Introduction

Le 30 mars 2023, la Bourse des valeurs canadiennes (la « CSE » ou la « Bourse ») a obtenu l’approbation finale requise pour modifier ses politiques (les « modifications »). En vigueur depuis le 3 avril 2023, les modifications remanient de façon importante les politiques de la CSE, notamment par la création d’une nouvelle catégorie de grands émetteurs, appelés « émetteurs non émergents », et d’un programme pour les sociétés d’acquisition à vocation spécifique (SAVS) qui se compare au programme des sociétés de capital de démarrage de la Bourse de croissance TSX.

Le présent article, le deuxième d’une série en deux parties que Miller Thomson consacre aux modifications, intéressera tout particulièrement les sociétés actuellement inscrites à la cote de la CSE. Il y sera question, dans le prolongement de l’article précédent, des modifications apportées aux exigences d’inscription initiales de la Bourse, dont celles qui s’appliquent aux émetteurs non émergents et aux SAVS. Nous y présenterons aussi les changements récents au Formulaire 2A – Déclaration d’inscription à la cote de la CSE.

Examen de l’admissibilité

Dans le cadre des modifications, la CSE a instauré un examen de l’admissibilité obligeant les sociétés à obtenir la confirmation qu’elles satisfont aux exigences d’admissibilité de la Bourse si elles comptent s’inscrire à sa cote en même temps qu’elles déposent un prospectus, ou immédiatement après.

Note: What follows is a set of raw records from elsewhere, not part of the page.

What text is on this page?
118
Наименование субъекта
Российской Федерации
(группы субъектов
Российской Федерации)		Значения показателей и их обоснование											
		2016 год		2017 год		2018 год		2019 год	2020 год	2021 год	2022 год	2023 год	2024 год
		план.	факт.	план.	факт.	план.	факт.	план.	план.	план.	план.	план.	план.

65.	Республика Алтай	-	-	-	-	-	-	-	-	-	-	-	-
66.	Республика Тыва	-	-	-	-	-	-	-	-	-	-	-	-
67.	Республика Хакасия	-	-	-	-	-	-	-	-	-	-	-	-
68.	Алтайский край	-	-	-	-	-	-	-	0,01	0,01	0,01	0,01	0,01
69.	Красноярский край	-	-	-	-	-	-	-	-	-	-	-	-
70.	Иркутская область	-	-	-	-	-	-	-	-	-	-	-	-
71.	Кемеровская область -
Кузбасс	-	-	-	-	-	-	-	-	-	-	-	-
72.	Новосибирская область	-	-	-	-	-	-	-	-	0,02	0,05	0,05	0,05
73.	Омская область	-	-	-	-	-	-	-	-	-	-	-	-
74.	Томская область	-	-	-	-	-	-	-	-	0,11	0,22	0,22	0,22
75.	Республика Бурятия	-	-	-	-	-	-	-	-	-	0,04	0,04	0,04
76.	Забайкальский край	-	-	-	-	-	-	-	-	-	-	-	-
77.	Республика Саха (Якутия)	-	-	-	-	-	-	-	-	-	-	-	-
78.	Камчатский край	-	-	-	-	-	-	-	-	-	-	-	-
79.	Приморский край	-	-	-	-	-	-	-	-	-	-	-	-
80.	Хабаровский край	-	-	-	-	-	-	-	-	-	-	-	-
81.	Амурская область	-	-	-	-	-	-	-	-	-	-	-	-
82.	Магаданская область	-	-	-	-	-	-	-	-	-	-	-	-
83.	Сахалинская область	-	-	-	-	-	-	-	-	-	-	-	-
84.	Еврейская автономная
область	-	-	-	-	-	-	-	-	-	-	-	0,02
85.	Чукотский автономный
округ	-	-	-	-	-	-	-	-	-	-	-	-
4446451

Pour l’examen, les sociétés doivent présenter un document suffisamment détaillé, comme un projet de prospectus. Dans le cas des émetteurs du secteur des ressources naturelles, le document doit comprendre le rapport technique approprié. Après l’examen, la CSE confirme l’admissibilité ou détermine les conditions que le demandeur doit remplir avant l’inscription.

Exigences relatives au flottant

La CSE exige désormais de l’émetteur de titres de participation un flottant d’au moins 1 000 000 actions librement négociables, constituant au moins 20 % du total émis et en circulation du titre. Auparavant, la Bourse exigeait un flottant d’au moins 500 000 actions librement négociables, constituant 10 % du total émis et en circulation du titre.

Émetteurs du secteur des ressources naturelles

Les critères d’inscription applicables aux entreprises du secteur des ressources naturelles ont changé. Une société d’exploration minière doit désormais avoir engagé des « dépenses admissibles » d’au moins 150 000 $ (auparavant 75 000 $) au cours des 36 derniers mois. Elle doit aussi avoir obtenu un rapport indépendant qui est conforme aux exigences de la Norme canadienne 43-101, Information concernant les projets miniers et qui recommande de futures explorations sur la propriété, et être dotée d’un budget d’au moins 250 000 $ pour la première phase.

Si elle satisfait les exigences minimales d’inscription à la cote avec un seul projet d’exploration, elle doit communiquer ses objectifs de poursuivre d’autres projets ou possibilités d’exploration ou de rester dans le secteur de l’exploration minérale.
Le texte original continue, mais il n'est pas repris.